Les revendications incluent également l’application de la mobilité spontanée de médecins dans les régions prévue dans le régime des GST. En effet, dans le cadre de la réforme, le ministère de la Santé prévoit de transférer une partie de la formation des internes et résidents dans les centres hospitaliers régionaux (CHR) et les centres hospitaliers provinciaux (CHP), alors que ceux-ci passent actuellement toute leur formation dans les CHU.

«Il existe un grand flou sur le transfert de la formation dans les CHR et les CHP. Nous souhaitons que le ministère de la Santé mette en place les conditions pédagogiques et logistiques nécessaires avant d’appliquer cette mobilité, pour maintenir la qualité de la formation dans ces établissements, surtout pour les spécialités médicales», recommande Dr Fatima Maarouf.

Augmentation des rémunérations

Les médecins protestent également contre leur exclusion de la réforme du troisième cycle des études de médecine, qui prévoit d’unifier le résidanat pour qu’il n’y ait plus de résidents bénévoles et de résidents contractuels; ces résidents seront obligés de travailler pendant trois ans avec l’État dans le cadre des GST. «Cette collaboration est automatiquement rompue par le ministère dès la fin de cette échéance. Ce renouvellement des effectifs risque de compromettre notre carrière et d’impacter énormément la qualité des soins délivrés aux patients dans les hôpitaux publics», craint Dr Alami.

Autre revendication de la CNIR: une réduction de la durée des contrats pour les résidents déjà engagés avec l’État ou avec les CHU à deux ans, au lieu de huit actuellement, pour s’aligner sur cette réforme. S’y ajoute la hausse des indemnités. En clair, la commission national demande une augmentation de la rémunération mensuelle des résidents bénévoles à 12.000 dirhams, contre 3.500 dirhams actuellement, pour s’aligner sur celle des résidents contractuels. «Nos indemnités sont nettement inférieures aux 12.000 dirhams que touchent les résidents contractuels alors que nous avons les mêmes diplômes et remplissons les mêmes tâches», souligne Dr Maarouf.
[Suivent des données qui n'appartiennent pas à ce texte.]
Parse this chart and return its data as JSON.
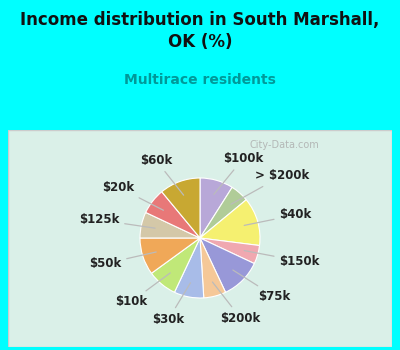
{
  "title": "Income distribution in South Marshall,\nOK (%)",
  "subtitle": "Multirace residents",
  "background_color": "#00FFFF",
  "chart_bg_color": "#daf0e8",
  "watermark": "City-Data.com",
  "labels": [
    "$100k",
    "> $200k",
    "$40k",
    "$150k",
    "$75k",
    "$200k",
    "$30k",
    "$10k",
    "$50k",
    "$125k",
    "$20k",
    "$60k"
  ],
  "values": [
    9,
    5,
    13,
    5,
    11,
    6,
    8,
    8,
    10,
    7,
    7,
    11
  ],
  "colors": [
    "#b8a8d8",
    "#b0cc98",
    "#f5f070",
    "#f0a8b0",
    "#9898d8",
    "#f5c898",
    "#a8bce8",
    "#c0e878",
    "#f0a858",
    "#d4c8a8",
    "#e87878",
    "#c8a832"
  ],
  "label_fontsize": 8.5,
  "title_fontsize": 12,
  "subtitle_fontsize": 10,
  "title_color": "#111111",
  "subtitle_color": "#009999"
}
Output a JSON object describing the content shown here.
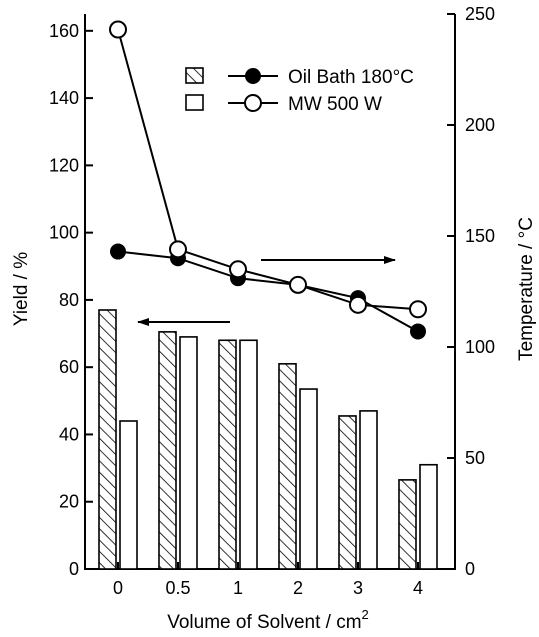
{
  "chart_data": {
    "type": "bar+line",
    "title": "",
    "xlabel": "Volume of Solvent / cm",
    "xlabel_superscript": "2",
    "ylabel_left": "Yield / %",
    "ylabel_right": "Temperature / °C",
    "categories": [
      "0",
      "0.5",
      "1",
      "2",
      "3",
      "4"
    ],
    "ylim_left": [
      0,
      165
    ],
    "yticks_left": [
      "0",
      "20",
      "40",
      "60",
      "80",
      "100",
      "120",
      "140",
      "160"
    ],
    "ylim_right": [
      0,
      250
    ],
    "yticks_right": [
      "0",
      "50",
      "100",
      "150",
      "200",
      "250"
    ],
    "bar_series": [
      {
        "name": "Oil Bath 180°C",
        "fill": "hatched",
        "values": [
          77,
          70.5,
          68,
          61,
          45.5,
          26.5
        ]
      },
      {
        "name": "MW 500 W",
        "fill": "white",
        "values": [
          44,
          69,
          68,
          53.5,
          47,
          31
        ]
      }
    ],
    "line_series": [
      {
        "name": "Oil Bath 180°C",
        "marker": "filled-circle",
        "axis": "right",
        "values": [
          143,
          140,
          131,
          128,
          122,
          107
        ]
      },
      {
        "name": "MW 500 W",
        "marker": "open-circle",
        "axis": "right",
        "values": [
          243,
          144,
          135,
          128,
          119,
          117
        ]
      }
    ],
    "legend": {
      "placement": "top-right",
      "entries": [
        "Oil Bath 180°C",
        "MW 500 W"
      ]
    },
    "annotations": [
      "arrow-left-pointing-to-yield-axis",
      "arrow-right-pointing-to-temperature-axis"
    ],
    "grid": false
  }
}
Dans le même ordre d’idées, il est demandé une revalorisation des salaires des médecins internes à 10.000 dirhams, vu leur rythme de travail soutenu, particulièrement dans les services d’urgences, ainsi que l’augmentation de l’indemnité relative à la garde de 186 à 500 dirhams pour les médecins internes et résidents.

«Je touche 3.400 dirhams par mois alors que je dépasse les 100 heures par semaine aux urgences, soit l’équivalent de 5 dirhams l’heure. C’est une rémunération dérisoire par rapport à mon volume de travail et surtout dans ce contexte d’inflation. Il m’arrive parfois même de ne pas me reposer après 24 heures de garde, ce qui pourrait affecter mon rendement», témoigne Dr Anas Idrissi Alami, ajoutant que cette situation de précarité pousse de nombreux médecins à quitter le Maroc pour aller travailler ailleurs, à la recherche d’une meilleure rémunération et de bonnes conditions de travail.

Les médecins internes et résidents n’excluent pas, enfin, de passer à la vitesse supérieure avec une série de grèves hebdomadaires dans les prochaines semaines, si le ministère de la Santé et le ministère de l’Enseignement supérieur restent sourds à leurs revendications.